The Government Accountability Office, in an assessment of the implementation of the Government Performance and Results Act several years ago, said “Congress should consider amending GPRA to require the President to develop a governmentwide strategic plan.” The President’s Office of Management and Budget says the President’s annual budget serves as the government’s strategic plan. But in reality there are long-term, large-scale, multi-agency, and multi-sector challenges that need to be integrated.
Necessity created just such a process. After the 9/11 terrorist attacks, the White House recognized the criticality of developing a long-term national – not just a federal – approach to fighting terrorism and ensuring homeland security. President Bush used a relatively new policy vehicle – “national strategy” plans – as a way of creating an overarching strategic plan around a specific need or outcome, such as anti-terrorism.

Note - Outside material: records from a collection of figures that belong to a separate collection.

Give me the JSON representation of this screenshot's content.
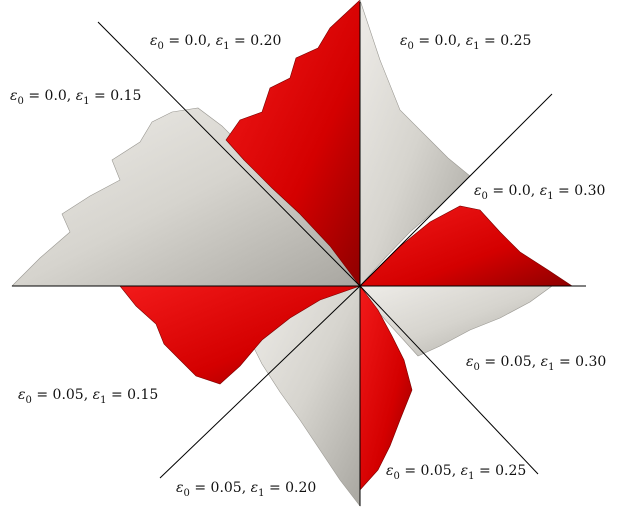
{
  "figure": {
    "labels": [
      {
        "eps0": "0.0",
        "eps1": "0.20"
      },
      {
        "eps0": "0.0",
        "eps1": "0.25"
      },
      {
        "eps0": "0.0",
        "eps1": "0.15"
      },
      {
        "eps0": "0.0",
        "eps1": "0.30"
      },
      {
        "eps0": "0.05",
        "eps1": "0.30"
      },
      {
        "eps0": "0.05",
        "eps1": "0.15"
      },
      {
        "eps0": "0.05",
        "eps1": "0.25"
      },
      {
        "eps0": "0.05",
        "eps1": "0.20"
      }
    ],
    "colors": {
      "red": "#d90000",
      "gray": "#d8d6d0",
      "line": "#000000"
    }
  }
}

The White House issued a 90-page National Strategy for Homeland Security, in July 2002. It addresses the threat of terrorism in the US and focuses on the domestic efforts of the federal, state, local and private sectors. It identifies major goals that are implemented via presidential directives. Since then, about a dozen other National Strategies have been issued, mainly dealing with national and homeland security issues – drug control, cyber-security, etc.
The debate is whether the Strategies have any teeth. GAO’s studies suggest there are no control or accountability mechanisms. Other countries that have attempted governmentwide strategic planning efforts have had mixed results for similar reasons. Still, some of the major challenges facing the nation suggest the need for a strategic, long-term approach.
Should the next President extend the use of National Strategies or come up with other ways to provide focus and leadership on issues of long-term national importance?